The court instructed the jury that, in case their verdict should be for the plaintiff, they should add, to the amount originally payable, interest thereon from January 5, 1887. This action was not commenced until long after that time. It is not clear that the plaintiff ever demanded payment in her capacity as guardian, and in behalf of the ward, prior to the commencement of the action, although she was appointed guardian in October, 1886, and did demand payment prior to January 5, 1887. Perine died in August, 1886, and proper proofs of his death, as contemplated by the constitution of the order, seem to have been made prior to 1887. We think that the direction to compute interest from January 5, 1887, was justified from the fact that then, and ever since, the defendant declared that it would not make payment, and neglected to proceed to make provision by assessment for payment on account of this death, as it was its duty to do, without a demand of payment being first made. It is apparent that its refusal to pay has been based solely upon a denial of its liability, and not upon any want of a demand by the guardian as such.
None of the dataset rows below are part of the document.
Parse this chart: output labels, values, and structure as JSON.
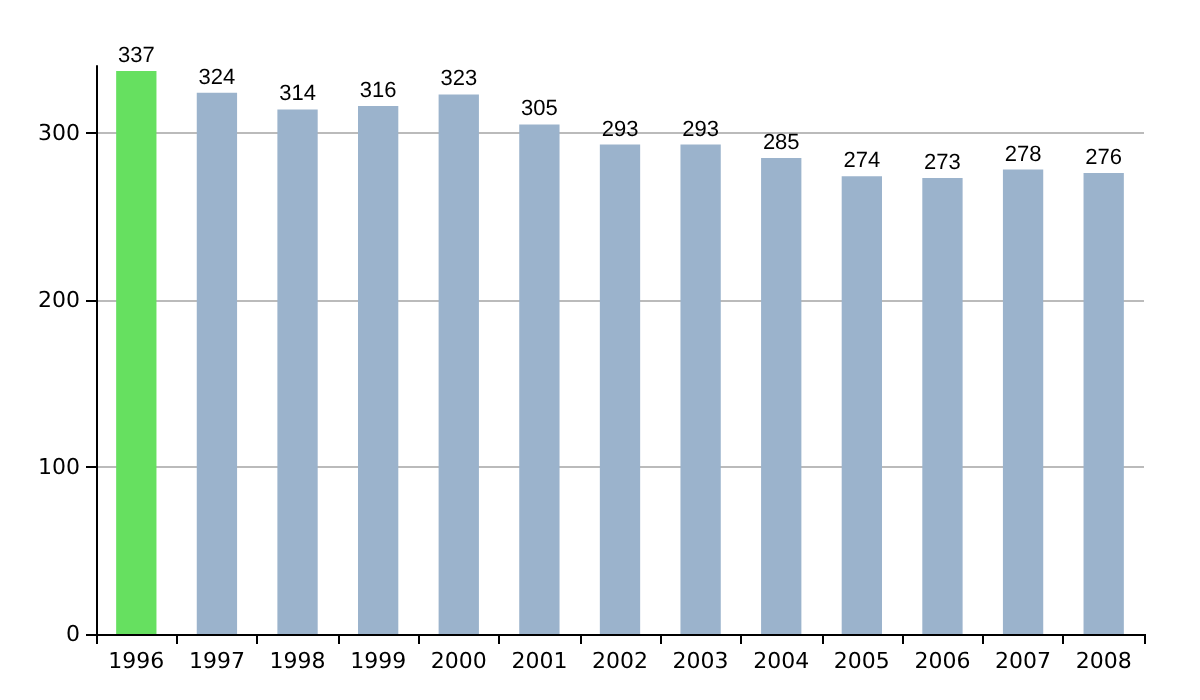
{
  "chart_data": {
    "type": "bar",
    "categories": [
      "1996",
      "1997",
      "1998",
      "1999",
      "2000",
      "2001",
      "2002",
      "2003",
      "2004",
      "2005",
      "2006",
      "2007",
      "2008"
    ],
    "values": [
      337,
      324,
      314,
      316,
      323,
      305,
      293,
      293,
      285,
      274,
      273,
      278,
      276
    ],
    "colors": [
      "#66e060",
      "#9bb3cc",
      "#9bb3cc",
      "#9bb3cc",
      "#9bb3cc",
      "#9bb3cc",
      "#9bb3cc",
      "#9bb3cc",
      "#9bb3cc",
      "#9bb3cc",
      "#9bb3cc",
      "#9bb3cc",
      "#9bb3cc"
    ],
    "ylim": [
      0,
      340
    ],
    "yticks": [
      0,
      100,
      200,
      300
    ],
    "grid": "y",
    "data_labels": true
  }
}
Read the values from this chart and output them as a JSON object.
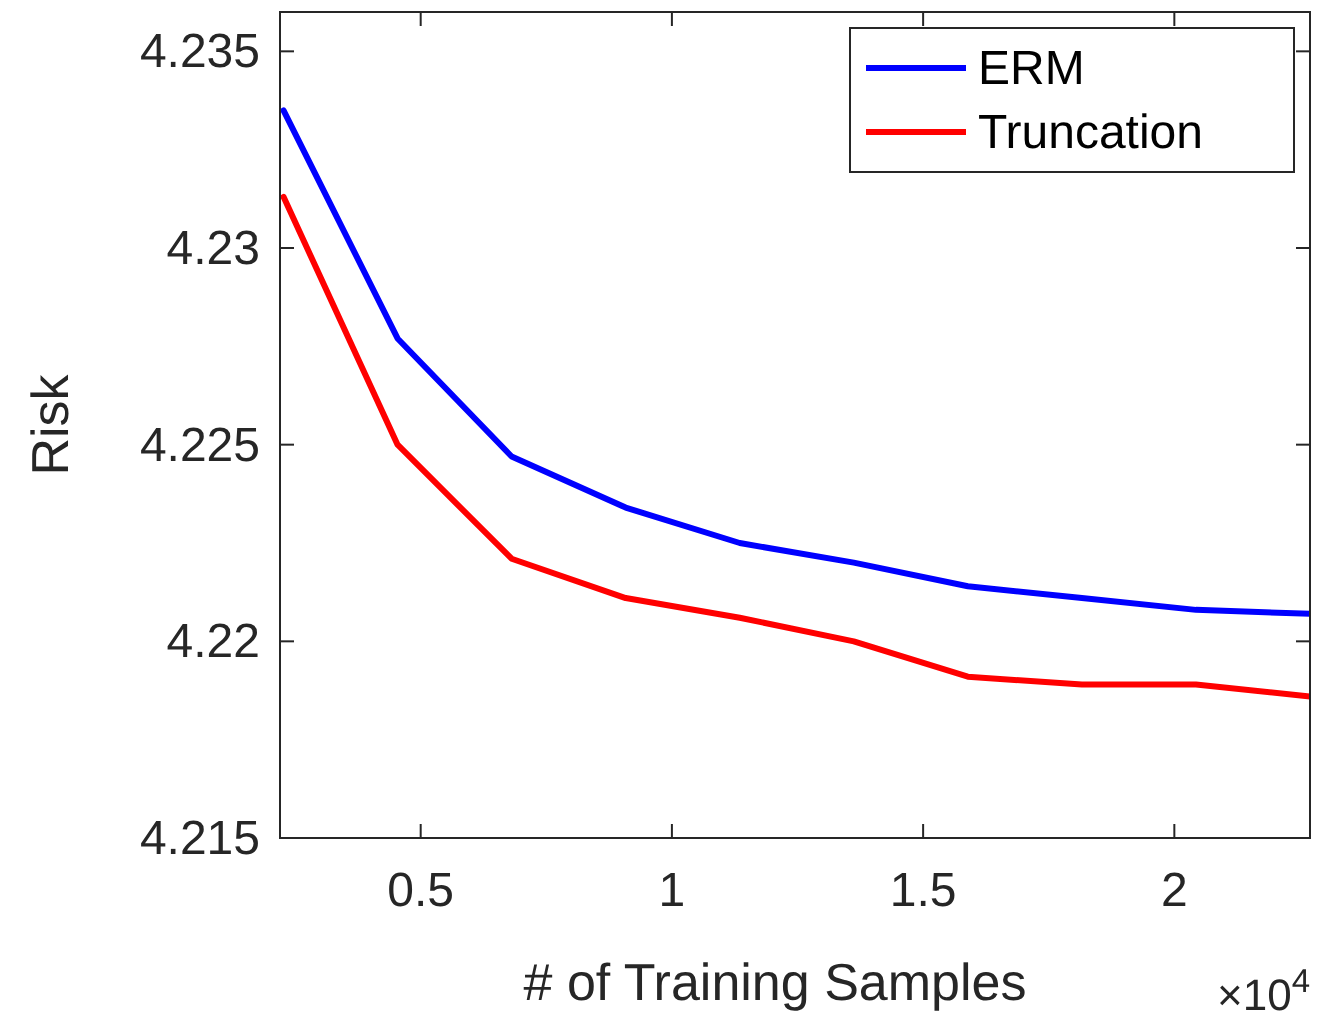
{
  "chart_data": {
    "type": "line",
    "xlabel": "# of Training Samples",
    "ylabel": "Risk",
    "annotations": [
      "×10$^{4}$"
    ],
    "x": [
      0.227,
      0.454,
      0.681,
      0.908,
      1.135,
      1.362,
      1.589,
      1.816,
      2.043,
      2.27
    ],
    "series": [
      {
        "name": "ERM",
        "color": "#0000ff",
        "values": [
          4.2335,
          4.2277,
          4.2247,
          4.2234,
          4.2225,
          4.222,
          4.2214,
          4.2211,
          4.2208,
          4.2207
        ]
      },
      {
        "name": "Truncation",
        "color": "#ff0000",
        "values": [
          4.2313,
          4.225,
          4.2221,
          4.2211,
          4.2206,
          4.22,
          4.2191,
          4.2189,
          4.2189,
          4.2186
        ]
      }
    ],
    "xlim": [
      0.22,
      2.27
    ],
    "xticks": [
      0.5,
      1,
      1.5,
      2
    ],
    "ylim": [
      4.215,
      4.236
    ],
    "yticks": [
      4.215,
      4.22,
      4.225,
      4.23,
      4.235
    ],
    "grid": false,
    "legend": "top right",
    "marker": "none",
    "line_style": "solid"
  }
}
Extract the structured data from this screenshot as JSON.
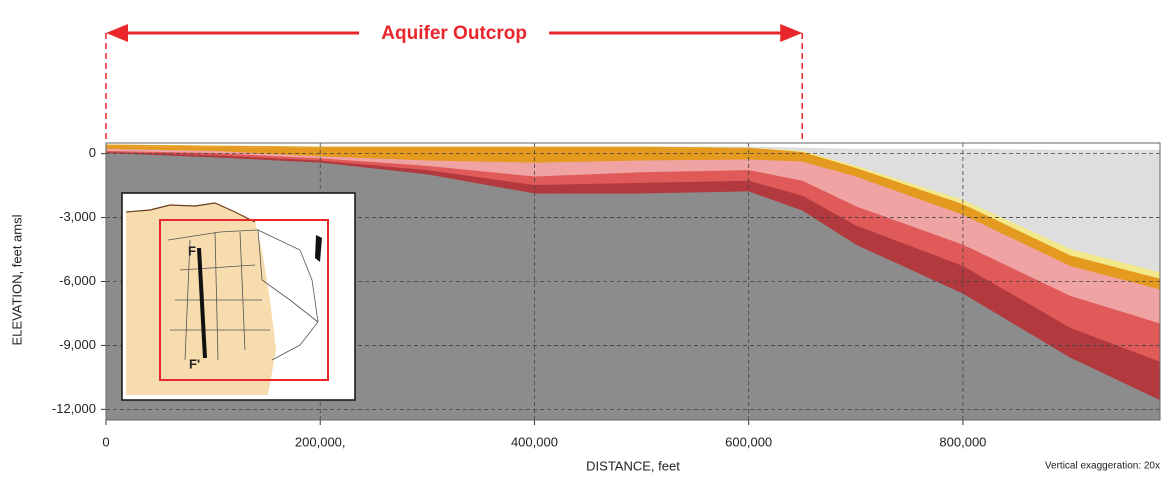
{
  "chart_data": {
    "type": "area",
    "x_label": "DISTANCE, feet",
    "y_label": "ELEVATION, feet amsl",
    "note": "Vertical exaggeration: 20x",
    "annotation": {
      "text": "Aquifer Outcrop",
      "x": [
        0,
        650000
      ],
      "color": "#e8262b"
    },
    "inset_labels": [
      "F",
      "F'"
    ],
    "x": [
      0,
      100000,
      200000,
      300000,
      400000,
      500000,
      600000,
      650000,
      700000,
      800000,
      900000,
      984000
    ],
    "series": [
      {
        "color": "#dedede",
        "values": [
          400,
          350,
          300,
          300,
          300,
          300,
          300,
          250,
          200,
          200,
          150,
          150
        ]
      },
      {
        "color": "#f3e98a",
        "values": [
          400,
          350,
          300,
          300,
          300,
          300,
          250,
          100,
          -600,
          -2200,
          -4500,
          -5600
        ]
      },
      {
        "color": "#e49a1e",
        "values": [
          400,
          350,
          300,
          300,
          300,
          300,
          250,
          50,
          -700,
          -2400,
          -4800,
          -5900
        ]
      },
      {
        "color": "#f0a3a3",
        "values": [
          200,
          100,
          -150,
          -350,
          -450,
          -350,
          -300,
          -400,
          -1100,
          -2900,
          -5300,
          -6400
        ]
      },
      {
        "color": "#e05a5a",
        "values": [
          100,
          0,
          -250,
          -600,
          -1100,
          -900,
          -800,
          -1300,
          -2500,
          -4300,
          -6700,
          -8000
        ]
      },
      {
        "color": "#b23a3e",
        "values": [
          50,
          -100,
          -350,
          -800,
          -1500,
          -1400,
          -1300,
          -2000,
          -3400,
          -5300,
          -8200,
          -9800
        ]
      },
      {
        "color": "#8c8c8c",
        "values": [
          0,
          -200,
          -450,
          -1000,
          -1900,
          -1900,
          -1800,
          -2700,
          -4300,
          -6600,
          -9600,
          -11600
        ]
      }
    ],
    "xlim": [
      0,
      984000
    ],
    "ylim": [
      -12500,
      500
    ],
    "xticks": [
      0,
      {
        "value": 200000,
        "label": "200,000,"
      },
      {
        "value": 400000,
        "label": "400,000"
      },
      {
        "value": 600000,
        "label": "600,000"
      },
      {
        "value": 800000,
        "label": "800,000"
      }
    ],
    "yticks": [
      0,
      {
        "value": -3000,
        "label": "-3,000"
      },
      {
        "value": -6000,
        "label": "-6,000"
      },
      {
        "value": -9000,
        "label": "-9,000"
      },
      {
        "value": -12000,
        "label": "-12,000"
      }
    ],
    "grid": true
  }
}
Even if it were not the legal duty of the defendant in general to make payment without a specific demand, we think that when it distinctly refused to make payment, and neglected to make provision for payment as contemplated in ease of death and proof thereof, for the reason that it denied any liability on its part, no other demand than was shown in this case was necessary to charge the defendant with liability to pay interest.

Judgment affirmed.

(Opinion published 53 N. W. Rep. 367.)

An application for a reargument was denied Nov. 16, 1892.